Phyton copy.deepcopy vs pickle python copy deepcopy example,python copy deepcopy difference,python copy

Problem is, pickle+unpickle can be faster (in the C implementation) because it's less general than deepcopy: many objects can be deepcopied but not pickled. Suppose for example that your class A were changed to...:

class A(object):
  class B(object): pass
  def __init__(self): self.b = self.B()

now, copy1 still works fine (A's complexity slows it downs but absolutely doesn't stop it); copy2 and copy3 break, the end of the stack trace says...:

  File "./c.py", line 20, in copy3
    return cPickle.loads(cPickle.dumps(d, -1))
PicklingError: Can't pickle <class 'c.B'>: attribute lookup c.B failed

I.e., pickling always assumes that classes and functions are top-level entities in their modules, and so pickles them "by name" -- deepcopying makes absolutely no such assumptions.

So if you have a situation where speed of "somewhat deep-copying" is absolutely crucial, every millisecond matters, AND you want to take advantage of special limitations that you KNOW apply to the objects you're duplicating, such as those that make pickling applicable, or ones favoring other forms yet of serializations and other shortcuts, by all means go ahead - but if you do you MUST be aware that you're constraining your system to live by those limitations forevermore, and document that design decision very clearly and explicitly for the benefit of future maintainers.

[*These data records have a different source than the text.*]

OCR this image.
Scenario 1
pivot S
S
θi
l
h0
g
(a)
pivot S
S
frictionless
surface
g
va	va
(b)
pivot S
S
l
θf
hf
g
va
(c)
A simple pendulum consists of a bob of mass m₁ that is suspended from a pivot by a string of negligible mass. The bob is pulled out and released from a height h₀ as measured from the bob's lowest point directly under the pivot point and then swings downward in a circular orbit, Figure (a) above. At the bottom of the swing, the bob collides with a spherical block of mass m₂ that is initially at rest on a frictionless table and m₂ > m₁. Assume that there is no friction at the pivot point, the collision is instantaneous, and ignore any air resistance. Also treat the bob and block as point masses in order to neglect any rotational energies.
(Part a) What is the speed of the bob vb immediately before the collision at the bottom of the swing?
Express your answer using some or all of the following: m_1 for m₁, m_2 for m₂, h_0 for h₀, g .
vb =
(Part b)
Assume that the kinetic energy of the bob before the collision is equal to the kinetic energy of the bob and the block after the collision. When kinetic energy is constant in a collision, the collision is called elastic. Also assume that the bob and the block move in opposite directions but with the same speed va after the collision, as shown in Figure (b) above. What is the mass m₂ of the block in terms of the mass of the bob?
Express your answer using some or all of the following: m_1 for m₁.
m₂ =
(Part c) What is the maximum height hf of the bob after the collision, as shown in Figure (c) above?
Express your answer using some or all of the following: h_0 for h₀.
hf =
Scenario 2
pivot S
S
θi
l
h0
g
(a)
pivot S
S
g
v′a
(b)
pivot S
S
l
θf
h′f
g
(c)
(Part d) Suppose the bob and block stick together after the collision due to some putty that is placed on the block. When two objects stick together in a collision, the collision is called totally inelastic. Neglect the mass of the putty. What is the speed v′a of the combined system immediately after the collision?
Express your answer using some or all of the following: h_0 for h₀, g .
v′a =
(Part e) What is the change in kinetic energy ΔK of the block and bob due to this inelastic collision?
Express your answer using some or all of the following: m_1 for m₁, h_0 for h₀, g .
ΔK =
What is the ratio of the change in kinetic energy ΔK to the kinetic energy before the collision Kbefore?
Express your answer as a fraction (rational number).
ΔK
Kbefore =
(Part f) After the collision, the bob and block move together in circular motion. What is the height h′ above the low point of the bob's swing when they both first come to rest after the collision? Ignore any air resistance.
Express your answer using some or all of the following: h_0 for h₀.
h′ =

For the NORMAL case, where you want generality, use deepcopy!-)

Answer:1

It is not always the case that cPickle is faster than deepcopy(). While cPickle is probably always faster than pickle, whether it is faster than deepcopy depends on

  • the size and nesting level of the structures to be copied,
  • the type of contained objects, and
  • the size of the pickled string representation.

If something can be pickled, it can obviously be deepcopied, but the opposite is not the case: In order to pickle something, it needs to be fully serialized; this is not the case for deepcopying. In particular, you can implement __deepcopy__ very efficiently by copying a structure in memory (think of extension types), without being able to save everything to disk. (Think of suspend-to-RAM vs. suspend-to-disk.)

A well-known extension type that fulfills the conditions above may be ndarray, and indeed, it serves as a good counterexample to your observation: With d = numpy.arange(100000000), your code gives different runtimes:

In [1]: import copy, pickle, cPickle, numpy

In [2]: d = numpy.arange(100000000)

In [3]: %timeit pickle.loads(pickle.dumps(d, -1))
1 loops, best of 3: 2.95 s per loop

In [4]: %timeit cPickle.loads(cPickle.dumps(d, -1))
1 loops, best of 3: 2.37 s per loop

In [5]: %timeit copy.deepcopy(d)
1 loops, best of 3: 459 ms per loop

If __deepcopy__ is not implemented, copy and pickle share common infrastructure (cf. copy_reg module, discussed in Relationship between pickle and deepcopy).

Answer:2

Even faster would be to avoid the copy in the first place. You mention that you are doing rendering. Why does it need to copy objects?